About one year ago Illumina agreed to splash out $1.2 billion on Pacific Biosciences, a rival maker of DNA sequencing technology. Now the Federal Trade Commission is looking to block the deal, and says it was meant to steamroll a competitor and maintain Illumina’s “monopolist” position atop the industry.
The San Diego-based genomics giant (NASDAQ: ILMN) dominates the market when it comes to technology for sequencing, or “reading,” the genetic code. Illumina machines read short pieces of DNA that have been chopped up, copied, then reassembled. PacBio (NASDAQ: PACB) is an attractive acquisition target because of its prowess with lengthier strands, called long reads, which reduce the potential for error in that reassembly process. Sequencing tools are used in research and in clinical care to pinpoint the genetic cause of diseases.
Illumina has said the deal would increase innovation in the sequencing market by bringing together its expertise with PacBio’s complementary abilities, benefiting the industry and healthcare as a whole.
The FTC disagrees.
“When a monopolist buys a potential rival, it can harm competition,” said Gail Levine, deputy director at the FTC’s Bureau of Competition, in a prepared statement. “These deals help monopolists maintain power. That’s why we’re challenging this acquisition.”
Initially Illumina forecast the deal would wrap up by mid-2019, but antitrust regulators in the US and UK have been studying the potential ramifications of the tie-up.
The FTC’s challenge puts the deal on the rocks in two major markets, further reducing its likelihood of success. Illumina isn’t done pursuing PacBio yet, though.
“We strongly disagree with the FTC’s decision and will continue to work through the regulatory approval process as we consider next steps,” the company said. “We believe that the acquisition will benefit the industry and customers, and the facts of our proposed transaction support this.”
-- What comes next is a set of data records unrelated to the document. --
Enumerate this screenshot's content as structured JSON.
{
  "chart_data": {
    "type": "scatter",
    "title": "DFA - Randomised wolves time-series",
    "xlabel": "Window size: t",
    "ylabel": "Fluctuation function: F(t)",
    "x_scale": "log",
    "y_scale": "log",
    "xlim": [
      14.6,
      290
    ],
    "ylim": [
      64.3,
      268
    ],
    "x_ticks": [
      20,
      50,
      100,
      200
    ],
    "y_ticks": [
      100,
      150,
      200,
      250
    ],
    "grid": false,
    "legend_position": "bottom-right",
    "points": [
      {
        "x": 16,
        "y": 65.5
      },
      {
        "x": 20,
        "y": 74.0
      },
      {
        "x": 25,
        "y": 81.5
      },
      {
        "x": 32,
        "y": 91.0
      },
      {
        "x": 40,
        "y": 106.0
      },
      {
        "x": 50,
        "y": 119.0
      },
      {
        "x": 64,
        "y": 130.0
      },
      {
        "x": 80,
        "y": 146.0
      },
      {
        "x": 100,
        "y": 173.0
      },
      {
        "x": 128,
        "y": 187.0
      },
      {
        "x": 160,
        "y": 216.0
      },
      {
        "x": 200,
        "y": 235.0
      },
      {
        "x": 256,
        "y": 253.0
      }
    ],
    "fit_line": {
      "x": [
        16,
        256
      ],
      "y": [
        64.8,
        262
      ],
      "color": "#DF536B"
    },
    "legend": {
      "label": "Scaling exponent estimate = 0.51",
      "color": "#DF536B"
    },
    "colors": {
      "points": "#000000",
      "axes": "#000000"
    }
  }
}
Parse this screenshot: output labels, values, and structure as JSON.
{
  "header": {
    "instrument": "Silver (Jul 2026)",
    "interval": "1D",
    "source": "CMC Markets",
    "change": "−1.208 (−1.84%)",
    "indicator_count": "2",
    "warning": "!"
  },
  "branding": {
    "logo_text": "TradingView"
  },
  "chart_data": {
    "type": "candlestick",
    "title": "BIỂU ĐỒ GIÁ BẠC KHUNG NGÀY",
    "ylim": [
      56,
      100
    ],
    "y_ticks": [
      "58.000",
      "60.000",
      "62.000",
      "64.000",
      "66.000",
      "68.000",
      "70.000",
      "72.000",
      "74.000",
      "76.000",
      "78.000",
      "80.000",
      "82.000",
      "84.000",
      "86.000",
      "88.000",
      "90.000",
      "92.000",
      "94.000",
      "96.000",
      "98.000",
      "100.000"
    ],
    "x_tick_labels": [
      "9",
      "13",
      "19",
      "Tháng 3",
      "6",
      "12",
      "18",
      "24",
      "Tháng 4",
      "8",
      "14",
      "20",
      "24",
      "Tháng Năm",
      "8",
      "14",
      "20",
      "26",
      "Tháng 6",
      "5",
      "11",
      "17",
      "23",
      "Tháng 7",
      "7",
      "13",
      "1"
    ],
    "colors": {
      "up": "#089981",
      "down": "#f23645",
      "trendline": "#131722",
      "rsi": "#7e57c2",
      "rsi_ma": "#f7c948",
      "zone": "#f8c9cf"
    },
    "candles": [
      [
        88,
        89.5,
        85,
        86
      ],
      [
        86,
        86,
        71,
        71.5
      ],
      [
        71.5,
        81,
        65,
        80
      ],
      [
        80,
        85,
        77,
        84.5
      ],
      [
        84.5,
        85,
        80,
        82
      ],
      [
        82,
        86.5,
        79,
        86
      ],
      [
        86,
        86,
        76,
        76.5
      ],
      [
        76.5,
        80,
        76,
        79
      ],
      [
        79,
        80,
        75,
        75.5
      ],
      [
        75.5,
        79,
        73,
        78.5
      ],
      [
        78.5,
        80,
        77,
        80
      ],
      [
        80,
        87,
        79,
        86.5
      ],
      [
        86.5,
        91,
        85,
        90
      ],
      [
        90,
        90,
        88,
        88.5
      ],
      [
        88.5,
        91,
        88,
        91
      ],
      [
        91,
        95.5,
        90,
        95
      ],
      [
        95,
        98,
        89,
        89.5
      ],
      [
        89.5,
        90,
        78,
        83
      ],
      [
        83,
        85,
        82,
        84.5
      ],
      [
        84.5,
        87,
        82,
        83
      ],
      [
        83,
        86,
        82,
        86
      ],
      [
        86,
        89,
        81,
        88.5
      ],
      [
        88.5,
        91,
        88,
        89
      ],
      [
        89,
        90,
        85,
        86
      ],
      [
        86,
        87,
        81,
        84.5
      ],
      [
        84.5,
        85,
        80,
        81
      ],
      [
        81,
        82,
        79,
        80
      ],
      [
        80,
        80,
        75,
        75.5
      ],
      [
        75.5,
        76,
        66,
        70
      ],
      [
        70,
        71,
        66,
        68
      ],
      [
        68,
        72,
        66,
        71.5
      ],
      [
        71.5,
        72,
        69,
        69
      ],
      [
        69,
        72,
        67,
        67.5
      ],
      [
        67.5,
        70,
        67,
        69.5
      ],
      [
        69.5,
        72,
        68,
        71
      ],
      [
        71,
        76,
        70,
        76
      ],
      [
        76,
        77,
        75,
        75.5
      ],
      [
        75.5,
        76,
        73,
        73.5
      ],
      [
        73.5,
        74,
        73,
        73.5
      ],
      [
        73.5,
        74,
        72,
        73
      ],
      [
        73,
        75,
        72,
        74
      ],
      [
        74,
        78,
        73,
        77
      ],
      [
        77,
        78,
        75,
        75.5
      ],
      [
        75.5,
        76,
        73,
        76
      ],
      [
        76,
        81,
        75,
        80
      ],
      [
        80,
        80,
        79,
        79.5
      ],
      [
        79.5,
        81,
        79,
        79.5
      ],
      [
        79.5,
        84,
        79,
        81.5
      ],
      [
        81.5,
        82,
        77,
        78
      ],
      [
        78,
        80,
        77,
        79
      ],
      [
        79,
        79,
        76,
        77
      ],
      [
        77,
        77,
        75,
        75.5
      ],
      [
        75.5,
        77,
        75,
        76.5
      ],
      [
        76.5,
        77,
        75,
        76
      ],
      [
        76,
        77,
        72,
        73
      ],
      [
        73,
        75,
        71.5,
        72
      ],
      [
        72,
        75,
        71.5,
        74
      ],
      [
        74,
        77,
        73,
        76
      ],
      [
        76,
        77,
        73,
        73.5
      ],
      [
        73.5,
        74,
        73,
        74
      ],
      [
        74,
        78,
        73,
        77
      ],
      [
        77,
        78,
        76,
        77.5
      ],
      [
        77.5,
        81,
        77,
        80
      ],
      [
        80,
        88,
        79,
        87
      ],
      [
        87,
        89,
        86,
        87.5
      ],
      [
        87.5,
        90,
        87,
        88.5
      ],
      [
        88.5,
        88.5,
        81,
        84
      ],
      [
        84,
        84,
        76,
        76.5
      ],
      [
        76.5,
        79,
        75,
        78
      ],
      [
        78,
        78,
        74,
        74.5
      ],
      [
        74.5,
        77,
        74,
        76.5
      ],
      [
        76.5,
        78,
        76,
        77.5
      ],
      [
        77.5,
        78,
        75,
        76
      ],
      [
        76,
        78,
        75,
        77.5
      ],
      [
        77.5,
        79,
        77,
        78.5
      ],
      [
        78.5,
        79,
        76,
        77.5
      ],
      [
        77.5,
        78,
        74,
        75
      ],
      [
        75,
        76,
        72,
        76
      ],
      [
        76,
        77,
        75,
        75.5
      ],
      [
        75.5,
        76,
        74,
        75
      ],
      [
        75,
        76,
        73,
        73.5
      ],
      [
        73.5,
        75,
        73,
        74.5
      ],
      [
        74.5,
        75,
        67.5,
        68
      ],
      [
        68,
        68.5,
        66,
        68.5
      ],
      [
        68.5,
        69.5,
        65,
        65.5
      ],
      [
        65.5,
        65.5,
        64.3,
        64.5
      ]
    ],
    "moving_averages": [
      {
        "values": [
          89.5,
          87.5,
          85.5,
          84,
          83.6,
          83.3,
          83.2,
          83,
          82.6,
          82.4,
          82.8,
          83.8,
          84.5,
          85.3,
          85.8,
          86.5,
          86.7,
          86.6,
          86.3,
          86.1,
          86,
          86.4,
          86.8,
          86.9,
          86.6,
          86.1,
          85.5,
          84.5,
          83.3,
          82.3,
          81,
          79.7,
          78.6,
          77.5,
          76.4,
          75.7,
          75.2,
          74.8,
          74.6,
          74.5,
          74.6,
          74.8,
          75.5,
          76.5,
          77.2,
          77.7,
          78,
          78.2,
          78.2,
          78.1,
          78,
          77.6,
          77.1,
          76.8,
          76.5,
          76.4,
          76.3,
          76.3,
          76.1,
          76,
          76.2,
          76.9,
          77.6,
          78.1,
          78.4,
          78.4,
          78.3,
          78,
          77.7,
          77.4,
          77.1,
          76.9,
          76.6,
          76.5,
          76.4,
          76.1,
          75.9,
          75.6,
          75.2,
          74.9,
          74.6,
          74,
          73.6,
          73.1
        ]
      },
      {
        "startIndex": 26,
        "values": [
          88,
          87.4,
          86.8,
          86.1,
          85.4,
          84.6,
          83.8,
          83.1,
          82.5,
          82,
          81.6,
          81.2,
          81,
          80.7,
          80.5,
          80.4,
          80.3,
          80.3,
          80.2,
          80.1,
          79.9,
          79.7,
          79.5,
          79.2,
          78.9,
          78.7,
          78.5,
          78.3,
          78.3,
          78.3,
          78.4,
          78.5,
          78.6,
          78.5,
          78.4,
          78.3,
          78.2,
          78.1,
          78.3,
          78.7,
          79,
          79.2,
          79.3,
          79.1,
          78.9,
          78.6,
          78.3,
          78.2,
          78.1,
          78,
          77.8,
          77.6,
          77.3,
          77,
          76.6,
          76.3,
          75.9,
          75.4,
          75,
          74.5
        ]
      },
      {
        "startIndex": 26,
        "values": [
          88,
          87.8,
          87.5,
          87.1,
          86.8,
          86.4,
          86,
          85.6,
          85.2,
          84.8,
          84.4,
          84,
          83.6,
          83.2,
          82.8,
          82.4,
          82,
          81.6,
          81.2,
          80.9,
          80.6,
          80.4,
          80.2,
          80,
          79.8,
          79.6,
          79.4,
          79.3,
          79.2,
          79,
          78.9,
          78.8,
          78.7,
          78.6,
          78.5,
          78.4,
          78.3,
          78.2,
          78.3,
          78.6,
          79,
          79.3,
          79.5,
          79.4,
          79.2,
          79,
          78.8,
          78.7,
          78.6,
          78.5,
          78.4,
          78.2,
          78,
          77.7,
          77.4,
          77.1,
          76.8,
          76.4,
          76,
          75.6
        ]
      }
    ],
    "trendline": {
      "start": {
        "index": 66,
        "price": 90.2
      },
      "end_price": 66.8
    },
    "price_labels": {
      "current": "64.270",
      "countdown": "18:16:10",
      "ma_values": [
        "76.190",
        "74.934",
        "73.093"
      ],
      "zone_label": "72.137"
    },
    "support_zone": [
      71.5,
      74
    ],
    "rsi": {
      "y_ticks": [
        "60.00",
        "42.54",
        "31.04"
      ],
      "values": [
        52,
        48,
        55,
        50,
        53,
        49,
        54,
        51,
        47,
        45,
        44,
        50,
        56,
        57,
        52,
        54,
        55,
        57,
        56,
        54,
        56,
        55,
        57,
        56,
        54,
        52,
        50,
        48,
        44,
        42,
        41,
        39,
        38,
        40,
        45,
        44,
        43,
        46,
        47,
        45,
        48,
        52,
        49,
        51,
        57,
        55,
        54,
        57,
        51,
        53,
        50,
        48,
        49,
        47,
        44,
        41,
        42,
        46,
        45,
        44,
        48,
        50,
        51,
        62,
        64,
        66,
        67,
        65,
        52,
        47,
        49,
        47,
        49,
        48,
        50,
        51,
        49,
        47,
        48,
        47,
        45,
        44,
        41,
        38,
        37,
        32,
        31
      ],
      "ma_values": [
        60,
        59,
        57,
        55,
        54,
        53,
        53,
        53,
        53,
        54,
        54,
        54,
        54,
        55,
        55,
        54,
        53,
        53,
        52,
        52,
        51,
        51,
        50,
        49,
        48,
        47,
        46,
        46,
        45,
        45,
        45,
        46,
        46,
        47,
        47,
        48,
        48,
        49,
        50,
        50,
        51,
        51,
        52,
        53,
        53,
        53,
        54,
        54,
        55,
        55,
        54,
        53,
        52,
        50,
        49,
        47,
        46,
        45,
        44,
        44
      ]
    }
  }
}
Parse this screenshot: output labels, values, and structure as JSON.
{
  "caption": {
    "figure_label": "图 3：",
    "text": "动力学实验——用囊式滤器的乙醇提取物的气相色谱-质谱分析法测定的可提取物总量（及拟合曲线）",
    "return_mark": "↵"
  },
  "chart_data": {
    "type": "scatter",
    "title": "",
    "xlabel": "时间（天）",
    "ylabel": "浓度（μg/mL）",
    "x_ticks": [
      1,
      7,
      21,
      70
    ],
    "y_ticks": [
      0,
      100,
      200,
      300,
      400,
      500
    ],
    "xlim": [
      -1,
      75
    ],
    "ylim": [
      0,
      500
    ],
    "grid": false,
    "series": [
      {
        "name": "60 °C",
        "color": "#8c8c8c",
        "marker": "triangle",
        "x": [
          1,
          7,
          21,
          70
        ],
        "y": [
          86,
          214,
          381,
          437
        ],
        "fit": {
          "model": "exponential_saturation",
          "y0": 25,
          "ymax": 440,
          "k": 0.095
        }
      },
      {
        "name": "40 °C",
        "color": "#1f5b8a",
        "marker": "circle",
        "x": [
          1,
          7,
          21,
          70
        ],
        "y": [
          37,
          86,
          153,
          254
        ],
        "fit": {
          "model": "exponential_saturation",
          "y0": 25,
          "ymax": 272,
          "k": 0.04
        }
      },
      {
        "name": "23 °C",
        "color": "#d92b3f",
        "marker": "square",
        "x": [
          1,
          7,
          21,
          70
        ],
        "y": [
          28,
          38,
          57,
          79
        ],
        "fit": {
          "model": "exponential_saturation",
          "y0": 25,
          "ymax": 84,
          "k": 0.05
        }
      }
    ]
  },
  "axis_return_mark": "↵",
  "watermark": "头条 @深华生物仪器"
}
The FTC complaint accuses Illumina of “seeking to unlawfully maintain its monopoly in the US market for next-generation DNA sequencing (NGS) systems by extinguishing PacBio as a nascent competitive threat,” according to the agency’s statement, issued Tuesday.
Without PacBio, which has continually lowered the costs of its sequencing services, making it “a closer alternative to Illumina than ever before,” there will be less incentive for either firm to innovate, the agency said.
SVB Leerink analyst Puneet Souda said the “strongly worded letter” leaves Illumina with “limited options to proceed” with the proposed acquisition.
An administrative trial is slated for August.
Incidentally, the complaint come a day after the FTC closed the book on a 10-month investigation of another merger that’s been under regulatory review: Roche’s $4 billion-plus proposed acquisition of Spark Therapeutics (NASDAQ: ONCE). That deal, however, got the green light.
The debate in the UK over the Illumina-PacBio arrangement continues. Earlier this year, the UK’s Competition and Markets Authority (CMA) released provisional findings from its review, in which it posited that such a deal could “harm critically important innovation in the systems created to support DNA sequencing.”
Illumina said the concerns were unfounded, but later offered to allay those worries by offering free licenses to some of its IP to potential competitors.
The UK’s Oxford Nanopore Technologies, PacBio’s main rival when it comes to long-read capabilities, wasn’t mollified: It called the offer “illusory,” and, in a Nov. 19 letter to the CMA, said the merger would put Illumina in “a stronger position than ever to foreclose entry and expansion in this market.” The San Diego company, in turn, accused Oxford of misconstruing its proposal on purpose “with a view to cajoling the CMA” to bar the match.
The CMA recently extended the deadline for its final decision from this month to early February.